Posted: December 12th, 2021
Miami story | Criminal homework help
READ this Handout from The Writing Center at The University of North Carolina at Chapel Hill
2. COMPLETE the following:
Select one of the two options (Narrative or Description) and begin to tell your Miami Story. The key here is to capture a moment in as much detail as possible. Use the rhetorical structures you have learned so far.
Narrative (1 page, typed, double-spaced) FIRST PART:
Tell a story of significance to your family. Tell it in a scene.
For Miami Stories Event:
Theme — Tell us your story:
- How you or your family came to Miami”
How did you and/or your family come here, to this city? Tell the story in a scene, moment to moment. Include setting, dialogue, gestures, names of people and places. Tell us the year, the season, the moment-to-moment sensations of your journey.
- My first time in Miami. . .”
Give us a scene that you remember from when you first arrived in Miami. If you settled in Miami, describe where you (and/or your family) settled: address, physical description of the place where you lived, neighbors, landscape, streets.

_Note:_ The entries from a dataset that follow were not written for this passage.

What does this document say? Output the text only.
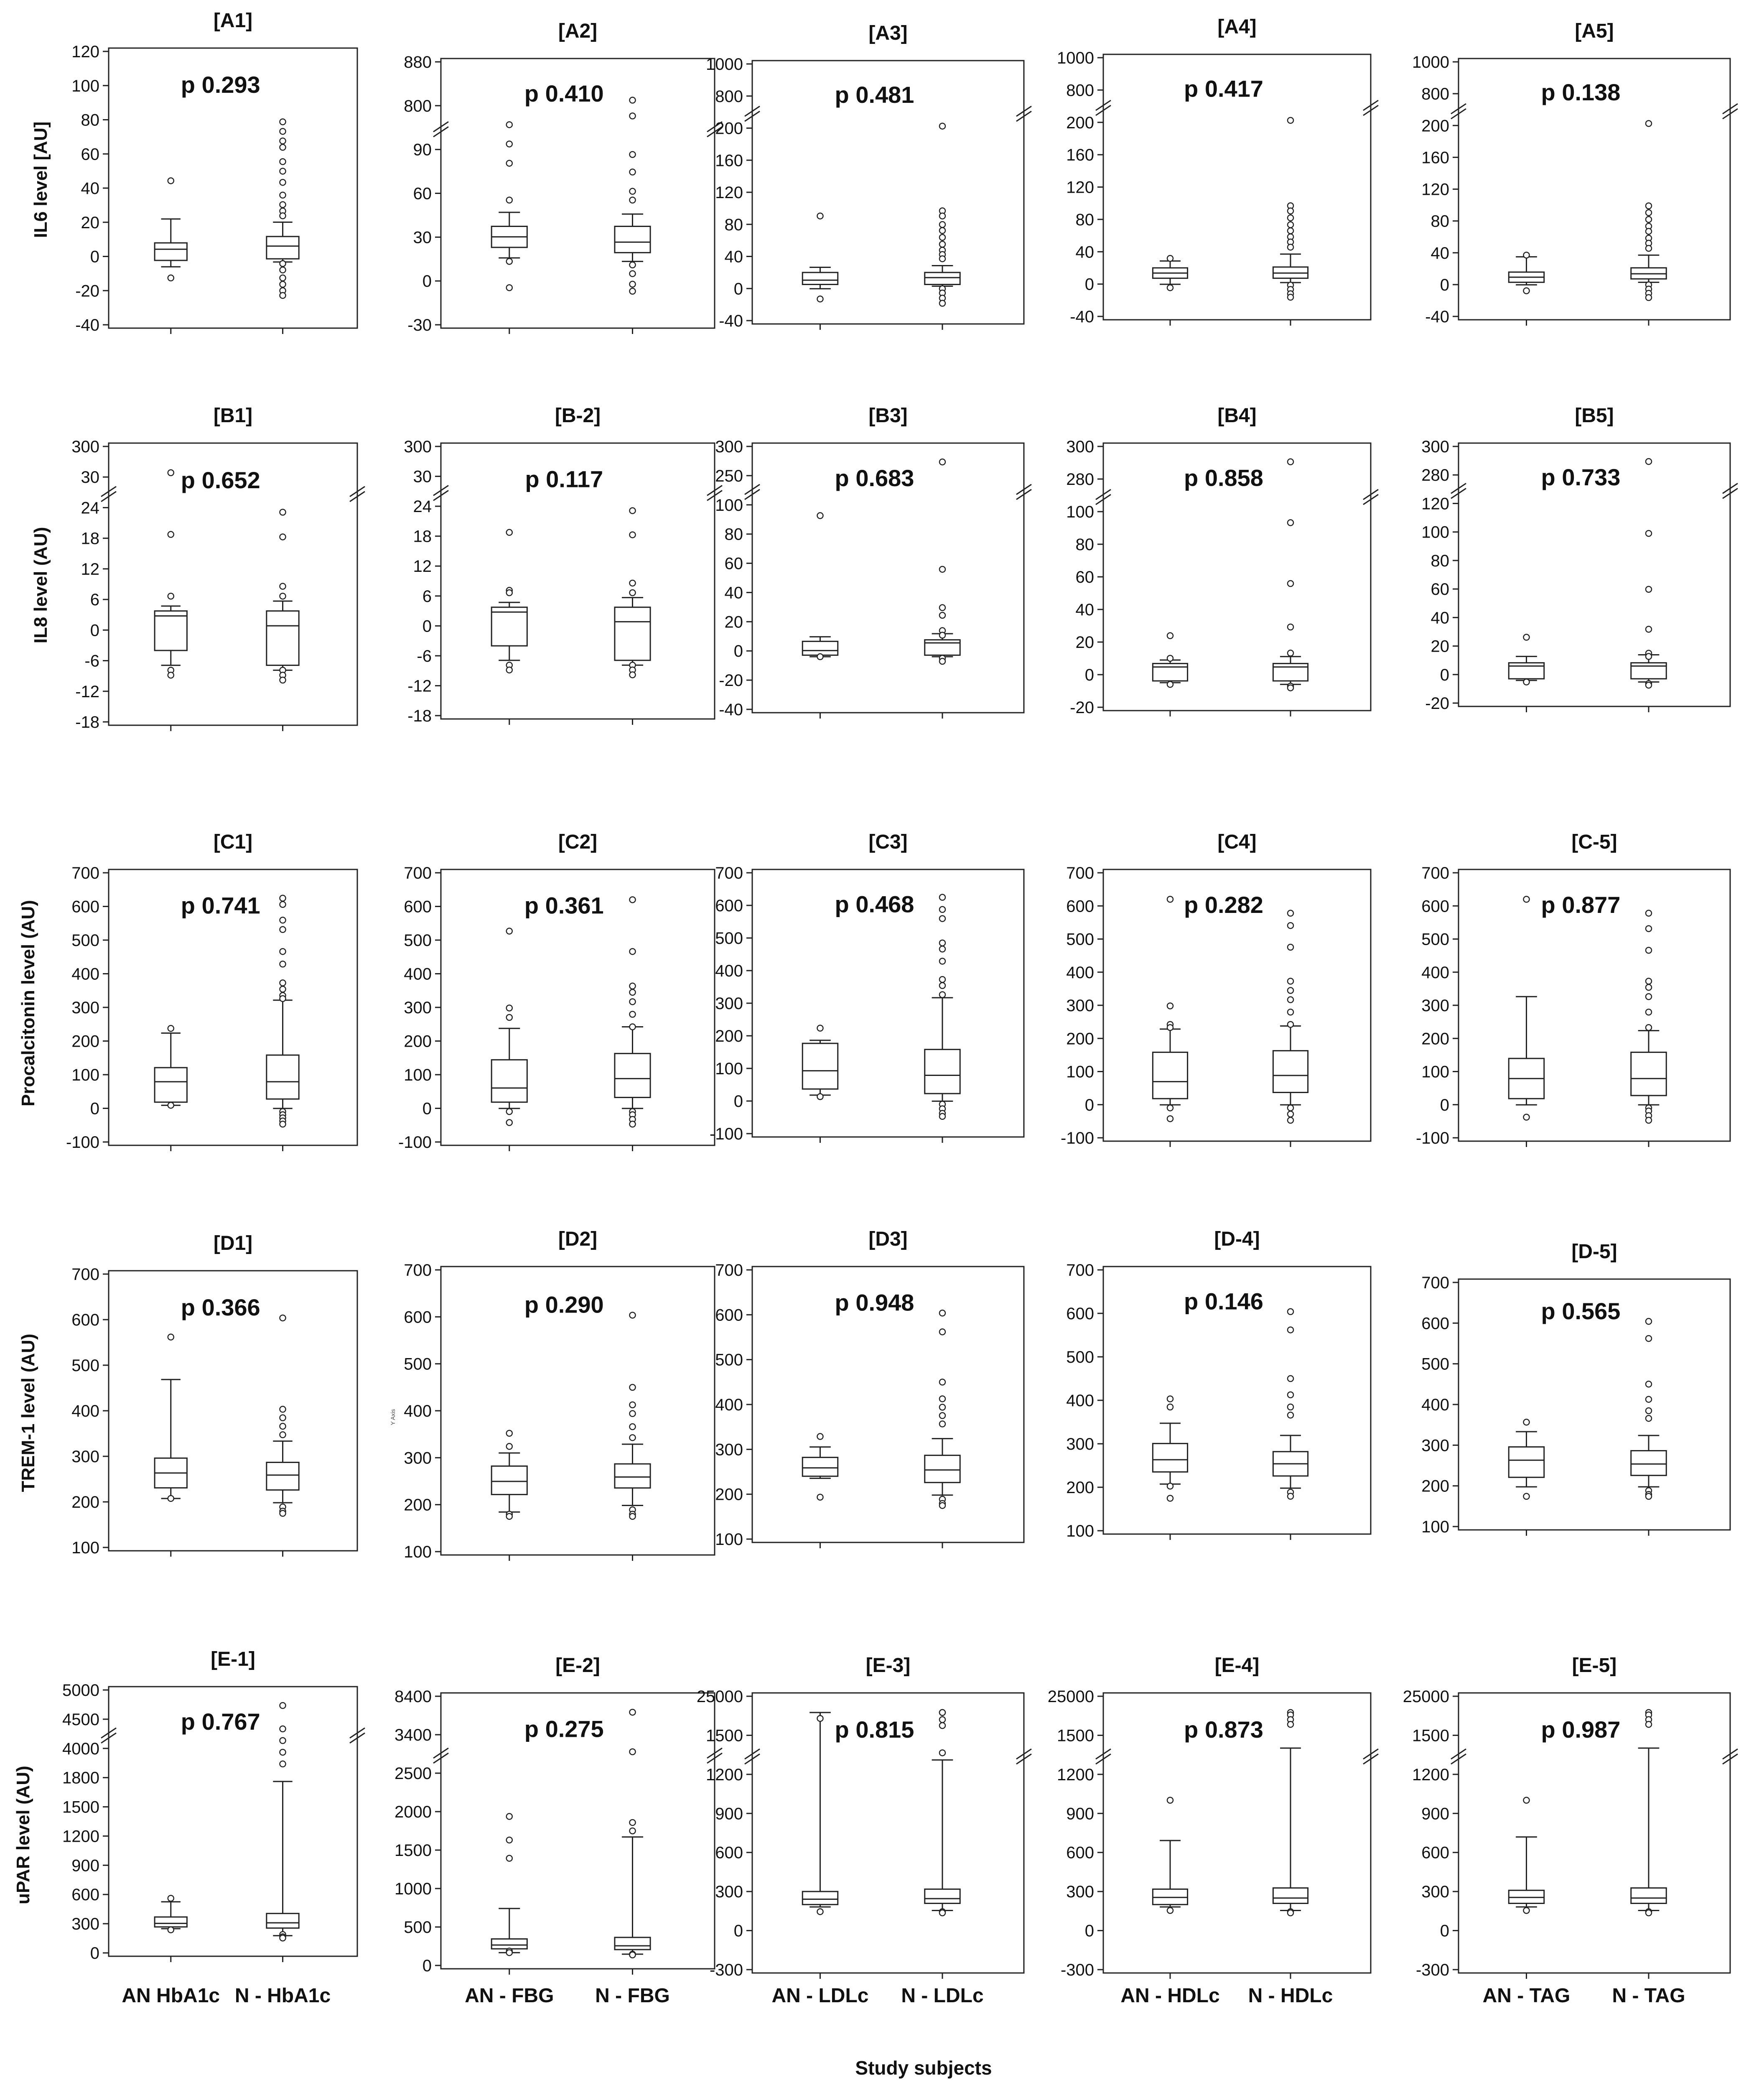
[A1]
120
100
80
60
40
20
0
-20
-40
p 0.293
[A2]
880
800
90
60
30
0
-30
p 0.410
[A3]
1000
800
200
160
120
80
40
0
-40
p 0.481
[A4]
1000
800
200
160
120
80
40
0
-40
p 0.417
[A5]
1000
800
200
160
120
80
40
0
-40
p 0.138
[B1]
300
30
24
18
12
6
0
-6
-12
-18
p 0.652
[B-2]
300
30
24
18
12
6
0
-6
-12
-18
p 0.117
[B3]
300
250
100
80
60
40
20
0
-20
-40
p 0.683
[B4]
300
280
100
80
60
40
20
0
-20
p 0.858
[B5]
300
280
120
100
80
60
40
20
0
-20
p 0.733
[C1]
700
600
500
400
300
200
100
0
-100
p 0.741
[C2]
700
600
500
400
300
200
100
0
-100
p 0.361
[C3]
700
600
500
400
300
200
100
0
-100
p 0.468
[C4]
700
600
500
400
300
200
100
0
-100
p 0.282
[C-5]
700
600
500
400
300
200
100
0
-100
p 0.877
[D1]
700
600
500
400
300
200
100
p 0.366
[D2]
700
600
500
400
300
200
100
p 0.290
Y Axis
[D3]
700
600
500
400
300
200
100
p 0.948
[D-4]
700
600
500
400
300
200
100
p 0.146
[D-5]
700
600
500
400
300
200
100
p 0.565
[E-1]
5000
4500
4000
1800
1500
1200
900
600
300
0
p 0.767
AN HbA1c N - HbA1c
[E-2]
8400
3400
2500
2000
1500
1000
500
0
p 0.275
AN - FBG N - FBG
[E-3]
25000
1500
1200
900
600
300
0
-300
p 0.815
AN - LDLc N - LDLc
[E-4]
25000
1500
1200
900
600
300
0
-300
p 0.873
AN - HDLc N - HDLc
[E-5]
25000
1500
1200
900
600
300
0
-300
p 0.987
AN - TAG N - TAG
IL6 level [AU]
IL8 level (AU)
Procalcitonin level (AU)
TREM-1 level (AU)
uPAR level (AU)
Study subjects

Give sounds, colors, names of places and people. How old were you? What was the year? The season? The weather? Give us a specific account of one moment in your life then and your impressions of the place. Include dialogue, setting, gestures.
- What it’s like to live in Miami. . .”
Give us a scene about living in Miami now. Give sounds, colors, names of place and people. Give us a year, the season, the weather. Include dialogue, setting, gestures
The story you tell could be one that you witnessed or one that was told to you. Do not state the story’s significance. It must emerge from the details or actions narrated. Tell the story as it comes to you, but tell it in a scene, moment to moment. It could be a memory or a story of when you were a child or a story told about a relative or sibling or a parent.
Be sure to have:
- setting/ location
- time of day,
- gestures (people sit, stand, move),
- dialogue (one line per speaker, tags;he/she said;)
NOTE: Use past or present tense but be consistent.
Remember that your stories need to be on scene. Create a movie in the mind of the reader, moment to moment.